One of the greatest gifts I’ve received from leaving the Academy is a clearer perspective on what matters. As layer after layer of those years slip from my shoulders, I can see, breathe, think more fully than I have in a long time. I often feel delighted by the promise of what is possible.
And I walk. Every day. In a slow-blogging kind of way. Usually without human companion because my communing on those walks is with nature, and people can be, well, so distracting. And so much of my life is about people, so the walks are for other connections and reflections.
Right now, though, I struggle for perspective. I am scared. I am torn up by thoughts of friends who have recently been diagnosed with cancer–so many, so young–I have already lost one of my dearest life friends to the plague and sense the planet’s sickness in this. Here on the land, though, things seem so whole and beautiful; walking helps me move back to a more positive space. I am wracked, too, by the clatter and jitter of this crazy presidential race and find that I have to walk fast and hard before anger and fear subside. Voter suppression. Sickening robo calls and leafleting. Distortions of fact, even downright lies pouring forth from McCain’s and Palin’s mouths, and people cheering them on. Political pollution. Obama should win in a landslide. Should. Walk walk. I am so lucky to live in this place.
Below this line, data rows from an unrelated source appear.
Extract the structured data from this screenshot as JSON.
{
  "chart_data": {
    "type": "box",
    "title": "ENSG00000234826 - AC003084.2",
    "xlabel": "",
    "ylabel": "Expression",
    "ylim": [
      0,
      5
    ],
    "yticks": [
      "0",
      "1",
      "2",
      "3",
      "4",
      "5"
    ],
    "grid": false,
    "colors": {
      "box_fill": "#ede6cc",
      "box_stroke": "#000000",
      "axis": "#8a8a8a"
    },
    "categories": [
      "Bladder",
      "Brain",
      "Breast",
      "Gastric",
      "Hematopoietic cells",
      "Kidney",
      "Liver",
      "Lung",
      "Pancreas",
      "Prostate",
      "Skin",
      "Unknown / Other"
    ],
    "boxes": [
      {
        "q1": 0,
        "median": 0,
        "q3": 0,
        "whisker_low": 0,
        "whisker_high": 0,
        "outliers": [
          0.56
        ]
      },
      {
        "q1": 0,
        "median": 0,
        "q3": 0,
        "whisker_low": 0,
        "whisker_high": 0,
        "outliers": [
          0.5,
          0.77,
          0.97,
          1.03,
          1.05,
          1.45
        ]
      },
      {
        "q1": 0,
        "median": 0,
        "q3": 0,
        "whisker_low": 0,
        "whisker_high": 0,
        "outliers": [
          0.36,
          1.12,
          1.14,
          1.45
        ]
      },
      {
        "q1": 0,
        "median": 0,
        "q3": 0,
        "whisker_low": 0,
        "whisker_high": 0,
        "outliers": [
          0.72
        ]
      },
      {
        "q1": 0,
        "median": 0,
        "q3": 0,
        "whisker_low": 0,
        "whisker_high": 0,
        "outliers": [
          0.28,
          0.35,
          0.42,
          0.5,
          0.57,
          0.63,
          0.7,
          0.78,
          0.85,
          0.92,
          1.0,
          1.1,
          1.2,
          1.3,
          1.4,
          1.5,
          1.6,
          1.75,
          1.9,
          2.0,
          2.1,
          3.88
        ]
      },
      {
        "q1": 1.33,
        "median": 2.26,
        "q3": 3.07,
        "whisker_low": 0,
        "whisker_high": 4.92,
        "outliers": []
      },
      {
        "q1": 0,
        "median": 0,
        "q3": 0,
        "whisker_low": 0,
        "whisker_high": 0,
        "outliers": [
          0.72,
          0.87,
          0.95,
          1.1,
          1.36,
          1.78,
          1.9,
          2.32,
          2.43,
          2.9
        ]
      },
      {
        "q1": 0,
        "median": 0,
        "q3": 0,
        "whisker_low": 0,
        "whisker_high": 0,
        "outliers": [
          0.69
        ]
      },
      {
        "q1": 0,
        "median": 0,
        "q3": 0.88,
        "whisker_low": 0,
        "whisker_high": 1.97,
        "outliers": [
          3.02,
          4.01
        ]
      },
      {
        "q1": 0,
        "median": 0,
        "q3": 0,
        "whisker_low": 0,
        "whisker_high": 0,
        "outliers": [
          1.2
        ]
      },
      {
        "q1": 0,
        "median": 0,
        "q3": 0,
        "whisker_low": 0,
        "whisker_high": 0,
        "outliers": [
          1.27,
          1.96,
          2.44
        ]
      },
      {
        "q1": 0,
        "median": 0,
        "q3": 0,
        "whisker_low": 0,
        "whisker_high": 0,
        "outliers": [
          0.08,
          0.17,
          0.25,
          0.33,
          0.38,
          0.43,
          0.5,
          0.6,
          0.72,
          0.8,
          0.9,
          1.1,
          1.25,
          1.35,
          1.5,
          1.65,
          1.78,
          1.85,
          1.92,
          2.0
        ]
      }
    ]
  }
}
Over the next two days two different photographers are coming to accompany me on my walk to take photos of me in my fields (for articles about slow blogging, communities, and/or the new nonprofit). Today in a Skype call, Bud Hunt asked me about my deep ties to place and to community and how those two are connected for me. It’s funny. I write and think about these connections, but I never figured other people were interested in this part of my blogging. I roam, camera in hand, dog at my side, looking looking closely for the subtle shifts from the day before. And now someone will capture me in them. Strange. Meta-perspective, I suppose. I’m pulled out of the being to observe myself there.
Some days I leave the camera behind on purpose so that I miss it and so that I pay attention in a different way. I think that’s important, to keep things moving around, to stay a little off-kilter, surprised, ever developing my sensory awareness.
And almost always, when I walk camera-less, I come upon something I really want a picture of; sooner or later that image will burn so intensely in my head that it will spill out into words on this blog. Somehow. Yesterday was one of those days. One walk with camera. One without. And sure enough, Finn-dog and I came upon two perfectly pressed impressions of deer bodies–hoof-embossed snow all around two green patches in the shape of sleeping deer. Their warmth melted the snow as they rested. Snow angels into the grass. Now I keep seeing those two forms there, and feel glad that there are simple moments of incredible beauty in mad times.
And mad times they are. Throughout the world. But so shockingly here, playing out across our screens in full color, the smear campaign, the robo calls and leaflets–how corrupt, how vile, how cynical and deeply frightening. I can hardly speak to people who continue to support McCain in the face of the lies, the distortions, and the transformation of this man into a crazed, desperate figure who will go to any lengths to win. And what does that say about me?
My California sister-in-law is in North Carolina volunteering for the Obama campaign. My California brother is in Nevada doing the same. I have friends who drove from Vermont to Ohio, another who has gone to Virginia. I make phone calls, link to articles and videos on the Smalltown Mamas (and Papas) for Obama blog, will help out in New Hampshire on Sunday and Tuesday, but mostly I walk the land and fret, send out links on Twitter to the Voter Suppression wiki, freak out when Chris Lott’s tweets articulate my own fears. My 75-year-old mother, who has been volunteering for Obama in her retirement community, has said she will take to the streets if the election is stolen from Obama. If McCain wins, it will be a moment of intense disgrace for the United States. Unconscionable. Unspeakable. As another of my sisters-in-law said to me today, we like to condemn corrupt politicians in developing countries for their abuses and evil, and here we’re seeing in bold relief our own corruption.
Walk walk. These next five days. Hope hope.